The mini-exhibit features the story of the Township’s most historically significant site. Bounded by Deal Road, Whalepond Road, and Dow Ave., the 208 acres we know today as Joe Palaia Park were once the Deal Test Site, an internationally renowned research facility.
The same buildings that park visitors pass by today once held scientists from AT&T’s Western Electric research arm (later known as Bell Labs) working on telecommunication breakthroughs that made history. Later in those same buildings, the U.S. Army Signal Corps ran satellite tracking operations that attracted scientists from around the world.
The exhibit traces the site’s history from prehistoric times to today, focusing on the 100 years since AT&T chose rural Ocean Township as an ideal spot to conduct its experiments in wireless communications.
The AT&T years
As World War I ended, AT&T looked to extend telephone service beyond the reach of its telephone wires, including to ships at sea. It searched for and found the perfect location for a research laboratory. In 1919, it purchased the 63-acre Foxhurst Farm along Whalepond Road in Ocean. By the end of the year, three 165’ towers were in place and the experiments in wireless communications began. Landmark work in radio, short-wave, and microwave communication and radar followed.
In the early 1920s, Deal Test Site’s experimental radio station is believed to have broadcast music for entertainment for the first anywhere As part of the research, the wicker push-chairs on the Asbury Park boardwalk were equipped with receivers to pick up a signal.
In the winter of 1920-1921, the Deal Test Site completed another first. A ship in the Atlantic connected by radio to Deal, and by wire from Deal to California, and by radio again to Catalina Island in the Pacific.
In the mid-1920s, the world’s first high-power short-wave amplifiers were built on the site. A transmitter at Deal was used in the first commercial short-wave radio telephone link with England.
In 1929, the site was expanded to its current 208 acres and three new 175’ towers were constructed to support short-wave antennae. (Four of the total six early towers remain. The fifth tower in the park today is a modern cell phone installation.)
In the 1930s and 1940s, the research that produced the microwave relay stations that became the backbone of the long distance telephone network was conducted at Deal. During World War II, scientists at the site turned their attention to radar that could be carried aboard planes and ships.
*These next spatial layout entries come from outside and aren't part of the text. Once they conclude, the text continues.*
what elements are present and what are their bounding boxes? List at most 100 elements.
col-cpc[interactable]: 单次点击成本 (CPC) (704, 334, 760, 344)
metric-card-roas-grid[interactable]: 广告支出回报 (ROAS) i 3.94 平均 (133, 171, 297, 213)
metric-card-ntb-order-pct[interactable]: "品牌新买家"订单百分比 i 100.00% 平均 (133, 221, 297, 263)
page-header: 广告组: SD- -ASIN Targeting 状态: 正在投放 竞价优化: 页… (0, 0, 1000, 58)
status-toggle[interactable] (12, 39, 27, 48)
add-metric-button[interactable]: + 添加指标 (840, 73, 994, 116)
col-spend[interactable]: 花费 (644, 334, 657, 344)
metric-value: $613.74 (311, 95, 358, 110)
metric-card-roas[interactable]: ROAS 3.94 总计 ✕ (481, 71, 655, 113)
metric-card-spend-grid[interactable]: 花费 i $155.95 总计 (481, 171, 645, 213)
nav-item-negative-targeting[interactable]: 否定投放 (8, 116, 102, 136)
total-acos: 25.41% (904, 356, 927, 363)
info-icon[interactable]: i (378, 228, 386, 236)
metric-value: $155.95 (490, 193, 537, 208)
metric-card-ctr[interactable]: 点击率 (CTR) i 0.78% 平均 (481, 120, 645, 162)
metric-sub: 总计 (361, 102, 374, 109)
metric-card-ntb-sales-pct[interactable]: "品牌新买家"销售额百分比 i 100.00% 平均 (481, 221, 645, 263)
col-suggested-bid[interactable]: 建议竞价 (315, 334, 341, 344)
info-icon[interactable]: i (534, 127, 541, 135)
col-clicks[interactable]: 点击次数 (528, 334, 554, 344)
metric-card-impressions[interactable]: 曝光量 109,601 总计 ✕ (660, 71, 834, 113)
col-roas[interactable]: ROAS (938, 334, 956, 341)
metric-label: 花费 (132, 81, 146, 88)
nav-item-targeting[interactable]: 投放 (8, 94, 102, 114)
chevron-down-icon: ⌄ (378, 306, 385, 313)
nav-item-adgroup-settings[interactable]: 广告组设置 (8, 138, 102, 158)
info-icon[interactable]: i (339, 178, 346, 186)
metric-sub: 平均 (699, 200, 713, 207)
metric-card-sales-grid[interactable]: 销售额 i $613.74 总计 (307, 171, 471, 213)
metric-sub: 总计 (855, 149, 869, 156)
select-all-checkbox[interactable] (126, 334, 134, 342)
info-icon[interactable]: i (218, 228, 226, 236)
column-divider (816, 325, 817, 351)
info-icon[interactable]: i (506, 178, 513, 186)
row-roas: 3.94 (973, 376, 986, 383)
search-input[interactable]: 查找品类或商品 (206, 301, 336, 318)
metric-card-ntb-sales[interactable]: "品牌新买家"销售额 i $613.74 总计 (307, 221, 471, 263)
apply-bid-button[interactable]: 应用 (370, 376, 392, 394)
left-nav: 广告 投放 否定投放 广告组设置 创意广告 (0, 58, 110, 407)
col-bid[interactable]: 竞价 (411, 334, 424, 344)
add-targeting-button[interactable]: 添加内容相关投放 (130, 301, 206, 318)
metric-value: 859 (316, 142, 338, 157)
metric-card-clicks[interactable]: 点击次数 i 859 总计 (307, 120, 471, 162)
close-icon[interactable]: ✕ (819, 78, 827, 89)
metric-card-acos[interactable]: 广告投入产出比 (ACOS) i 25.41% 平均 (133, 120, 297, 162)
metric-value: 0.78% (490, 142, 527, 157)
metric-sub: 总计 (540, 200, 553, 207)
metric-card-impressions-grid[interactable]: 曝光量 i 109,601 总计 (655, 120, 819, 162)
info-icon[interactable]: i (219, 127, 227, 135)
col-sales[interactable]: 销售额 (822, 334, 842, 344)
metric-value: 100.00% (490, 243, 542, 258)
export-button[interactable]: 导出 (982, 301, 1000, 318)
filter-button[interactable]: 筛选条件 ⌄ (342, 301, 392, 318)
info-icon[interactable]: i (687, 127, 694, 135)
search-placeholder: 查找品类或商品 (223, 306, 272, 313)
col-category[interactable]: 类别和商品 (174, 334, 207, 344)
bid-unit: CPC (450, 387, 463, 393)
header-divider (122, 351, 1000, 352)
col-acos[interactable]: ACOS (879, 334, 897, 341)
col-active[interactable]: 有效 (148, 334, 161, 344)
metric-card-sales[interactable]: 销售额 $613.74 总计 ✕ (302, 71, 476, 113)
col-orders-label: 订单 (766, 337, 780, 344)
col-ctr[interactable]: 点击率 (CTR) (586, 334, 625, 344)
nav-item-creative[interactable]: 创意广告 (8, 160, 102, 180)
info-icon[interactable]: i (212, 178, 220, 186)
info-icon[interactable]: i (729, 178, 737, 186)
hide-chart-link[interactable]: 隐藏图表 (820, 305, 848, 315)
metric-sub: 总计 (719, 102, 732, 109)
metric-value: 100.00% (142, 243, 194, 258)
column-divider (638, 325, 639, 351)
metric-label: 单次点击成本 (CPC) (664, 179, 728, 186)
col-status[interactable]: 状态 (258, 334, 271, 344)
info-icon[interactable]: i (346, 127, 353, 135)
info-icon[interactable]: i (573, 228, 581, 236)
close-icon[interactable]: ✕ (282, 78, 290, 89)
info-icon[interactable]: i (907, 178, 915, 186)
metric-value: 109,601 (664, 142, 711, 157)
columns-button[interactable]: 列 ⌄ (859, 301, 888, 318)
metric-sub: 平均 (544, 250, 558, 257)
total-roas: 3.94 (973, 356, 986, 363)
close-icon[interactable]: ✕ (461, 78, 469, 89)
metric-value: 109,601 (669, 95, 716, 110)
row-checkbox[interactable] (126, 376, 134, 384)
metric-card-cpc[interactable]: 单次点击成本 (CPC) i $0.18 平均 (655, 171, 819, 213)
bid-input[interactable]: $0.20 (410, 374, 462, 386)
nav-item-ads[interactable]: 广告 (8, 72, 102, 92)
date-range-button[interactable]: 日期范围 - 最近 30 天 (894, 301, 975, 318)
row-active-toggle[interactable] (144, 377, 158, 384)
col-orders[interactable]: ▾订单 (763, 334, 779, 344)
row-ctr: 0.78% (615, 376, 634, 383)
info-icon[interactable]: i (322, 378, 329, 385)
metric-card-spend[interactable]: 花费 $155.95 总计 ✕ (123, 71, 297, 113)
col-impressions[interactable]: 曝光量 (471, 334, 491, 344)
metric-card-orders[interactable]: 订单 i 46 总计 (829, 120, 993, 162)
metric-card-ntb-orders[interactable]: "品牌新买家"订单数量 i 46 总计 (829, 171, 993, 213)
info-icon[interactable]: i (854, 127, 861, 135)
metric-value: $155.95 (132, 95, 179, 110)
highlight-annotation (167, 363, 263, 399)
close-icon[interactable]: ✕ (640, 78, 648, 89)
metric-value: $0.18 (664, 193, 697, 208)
After the War, Deal became increasingly overshadowed by other AT&T research centers. In 1953, AT&T closed operations and sold the property. There was talk of developing the land for housing, but in the end the U.S. Army Signal Corps leased the facility as an outpost of its Ft. Monmouth (Eatontown) operations.
Under the Signal Corps
As the U.S. and U.S.S.R. raced to launch the frst artifcial satellite into space, the Signal Corps at Deal Test Site had a mission: Develop the capability to track the highly anticipated “manmade moons.”
On Oct. 4, 1957, the U.S.S.R. stunned the world with the successful launch of its Sputnik. The specialized antennae at Deal Test Site went into action. They had the unique capability to pinpoint the source of radio signals being broadcast from the Russian satellite. Around the clock, engineers (who called themselves the “Royal Order of Sputnik Chasers) worked without overtime pay to detect and record Sputnik’s signals.
The Signal Corps continued 24/7 satellite tracking from the site well into the next decade. Remnants remain of the concrete pads where massive dish antennae monitored all launches from Cape Canaveral. In the early 1960s, Deal participated in the Courier satellite experiments in transatlantic communication. From Deal, the Courier satellite relayed the first-ever fax transmission of a photograph.
By the early 1970s, NASA had created its own satellite tracking facilities, and in 1973, Deal Test Site was closed. Again, the prospect of developing the land for housing (more than 300 homes) loomed. A dedicated group of volunteers led the campaign to turn the historic site, instead, into parkland.
Purchased for parkland
In 1973, with a matching state Green Aces grant, the Township purchased the 208 acres for $1.9 million. And for the past 45 years, the park has served the public as a natural and recreational resource. In 1997, Deal Test Site was renamed in honor of Joe Palaia, the Township’s mayor at the time of the park’s acquisition and later a state senator who helped secure funding for the park’s development.